ICLR2026

EditReward: A Human-Aligned Reward Model for Instruction-Guided Image Editing

Keming Wu, Sicong Jiang, Max Ku, Ping Nie, Minghao Liu, Wenhu Chen

被引用 31 次

摘要

Recently, we have witnessed great progress in image editing with natural language instructions. Several closed-source models like GPT-Image-1, Seedream, and Google-Nano-Banana have shown highly promising progress. However, the open-source models are still lagging. The main bottleneck is the lack of a reliable reward model to scale up high-quality synthetic training data. To address this critical bottleneck, we built EDITREWARD, trained with our new large-scale human preference dataset, meticulously annotated by trained experts following a rigorous protocol containing over 200K preference pairs. EDITREWARD demonstrates superior alignment with human preferences in instruction-guided image editing tasks.

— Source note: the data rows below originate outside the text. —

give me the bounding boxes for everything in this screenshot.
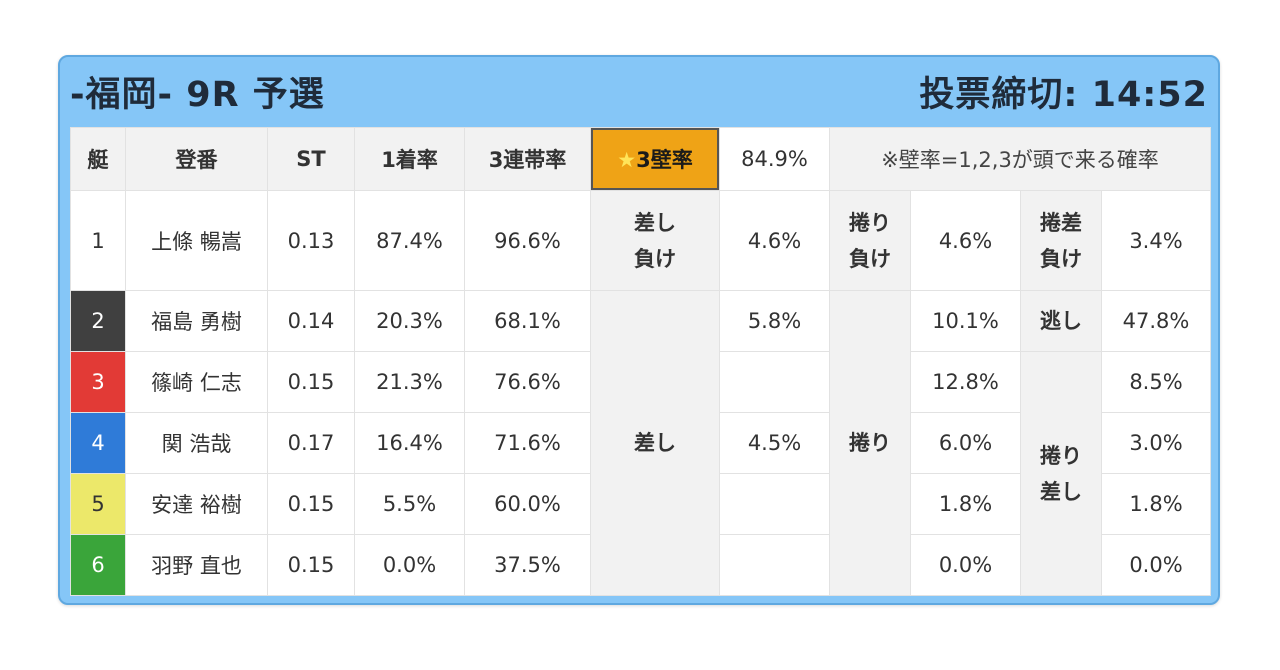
makurisashi-value-4: 3.0% bbox=[1101, 412, 1211, 474]
racer-name: 福島 勇樹 bbox=[125, 290, 268, 352]
makuri-value-6: 0.0% bbox=[910, 534, 1021, 596]
nige-value: 47.8% bbox=[1101, 290, 1211, 352]
wall-rate-value: 84.9% bbox=[719, 127, 830, 191]
makuri-make-value: 4.6% bbox=[910, 190, 1021, 291]
boat-number-6: 6 bbox=[70, 534, 126, 596]
first-rate-value: 21.3% bbox=[354, 351, 465, 413]
st-value: 0.15 bbox=[267, 473, 355, 535]
first-rate-value: 0.0% bbox=[354, 534, 465, 596]
voting-deadline: 投票締切: 14:52 bbox=[919, 75, 1208, 115]
wall-rate-button[interactable]: ★3壁率 bbox=[590, 127, 720, 191]
table-row: 3 篠崎 仁志 0.15 21.3% 76.6% 12.8% 捲り 差し 8.5% bbox=[70, 351, 1211, 596]
first-rate-value: 87.4% bbox=[354, 190, 465, 291]
racer-name: 上條 暢嵩 bbox=[125, 190, 268, 291]
racer-name: 関 浩哉 bbox=[125, 412, 268, 474]
table-header-row: 艇 登番 ST 1着率 3連帯率 ★3壁率 84.9% ※壁率=1,2,3が頭で… bbox=[70, 127, 1211, 191]
first-rate-value: 5.5% bbox=[354, 473, 465, 535]
st-value: 0.15 bbox=[267, 351, 355, 413]
sashi-make-value: 4.6% bbox=[719, 190, 830, 291]
wall-rate-label: 3壁率 bbox=[636, 148, 693, 172]
makurisashi-value-6: 0.0% bbox=[1101, 534, 1211, 596]
makurisashi-value-3: 8.5% bbox=[1101, 351, 1211, 413]
table-row: 6 羽野 直也 0.15 0.0% 37.5% 0.0% 0.0% bbox=[70, 534, 1211, 596]
st-value: 0.17 bbox=[267, 412, 355, 474]
header-st: ST bbox=[267, 127, 355, 191]
makurisashi-make-label: 捲差 負け bbox=[1020, 190, 1102, 291]
sashi-value-2: 5.8% bbox=[719, 290, 830, 352]
sashi-value-6 bbox=[719, 534, 830, 596]
boat-number-2: 2 bbox=[70, 290, 126, 352]
makuri-value-2: 10.1% bbox=[910, 290, 1021, 352]
makurisashi-label: 捲り 差し bbox=[1020, 351, 1102, 596]
sashi-value-3 bbox=[719, 351, 830, 413]
makurisashi-value-5: 1.8% bbox=[1101, 473, 1211, 535]
table-row: 2 福島 勇樹 0.14 20.3% 68.1% 差し 5.8% 捲り 10.1… bbox=[70, 290, 1211, 596]
st-value: 0.15 bbox=[267, 534, 355, 596]
race-card: -福岡- 9R 予選 投票締切: 14:52 艇 登番 ST 1着率 bbox=[58, 55, 1220, 605]
makurisashi-make-value: 3.4% bbox=[1101, 190, 1211, 291]
top3-rate-value: 68.1% bbox=[464, 290, 591, 352]
sashi-label: 差し bbox=[590, 290, 720, 596]
table-row: 1 上條 暢嵩 0.13 87.4% 96.6% 差し 負け 4.6% 捲り 負け … bbox=[70, 190, 1211, 291]
st-value: 0.14 bbox=[267, 290, 355, 352]
makuri-label: 捲り bbox=[829, 290, 911, 596]
boat-number-5: 5 bbox=[70, 473, 126, 535]
header-registration: 登番 bbox=[125, 127, 268, 191]
boat-number-4: 4 bbox=[70, 412, 126, 474]
star-icon: ★ bbox=[617, 148, 637, 172]
makuri-value-5: 1.8% bbox=[910, 473, 1021, 535]
header-boat: 艇 bbox=[70, 127, 126, 191]
makuri-value-4: 6.0% bbox=[910, 412, 1021, 474]
top3-rate-value: 76.6% bbox=[464, 351, 591, 413]
st-value: 0.13 bbox=[267, 190, 355, 291]
header-first-rate: 1着率 bbox=[354, 127, 465, 191]
first-rate-value: 16.4% bbox=[354, 412, 465, 474]
makuri-value-3: 12.8% bbox=[910, 351, 1021, 413]
race-title: -福岡- 9R 予選 bbox=[70, 75, 325, 115]
racer-name: 篠崎 仁志 bbox=[125, 351, 268, 413]
wall-rate-note: ※壁率=1,2,3が頭で来る確率 bbox=[829, 127, 1211, 191]
boat-number-1: 1 bbox=[70, 190, 126, 291]
race-stats-table: 艇 登番 ST 1着率 3連帯率 ★3壁率 84.9% ※壁率=1,2,3が頭で… bbox=[70, 127, 1211, 596]
sashi-make-label: 差し 負け bbox=[590, 190, 720, 291]
racer-name: 羽野 直也 bbox=[125, 534, 268, 596]
header-top3-rate: 3連帯率 bbox=[464, 127, 591, 191]
makuri-make-label: 捲り 負け bbox=[829, 190, 911, 291]
top3-rate-value: 37.5% bbox=[464, 534, 591, 596]
sashi-value-4: 4.5% bbox=[719, 412, 830, 474]
table-row: 5 安達 裕樹 0.15 5.5% 60.0% 1.8% 1.8% bbox=[70, 473, 1211, 535]
nige-label: 逃し bbox=[1020, 290, 1102, 352]
top3-rate-value: 71.6% bbox=[464, 412, 591, 474]
sashi-value-5 bbox=[719, 473, 830, 535]
top3-rate-value: 60.0% bbox=[464, 473, 591, 535]
racer-name: 安達 裕樹 bbox=[125, 473, 268, 535]
top3-rate-value: 96.6% bbox=[464, 190, 591, 291]
boat-number-3: 3 bbox=[70, 351, 126, 413]
first-rate-value: 20.3% bbox=[354, 290, 465, 352]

Experiments show that EDITREWARD achieves state-of-the-art human correlation on established benchmarks such as GenAI-Bench, AURORA-Bench, ImagenHub, and our new EDITREWARD-BENCH, outperforming a wide range of VLM-as-judge models. Furthermore, we use EDITREWARD to select a high-quality subset from the existing noisy ShareGPT-4o-Image dataset. We train Step1X-Edit on the selected subset, which shows significant improvement over training on the full set. This demonstrates EDITREWARD's ability to serve as a reward model to scale up high-quality training data for image editing. EDITRE-WARD with its training dataset will be released to help the community build more high-quality image editing training datasets to catch up with the frontier ones.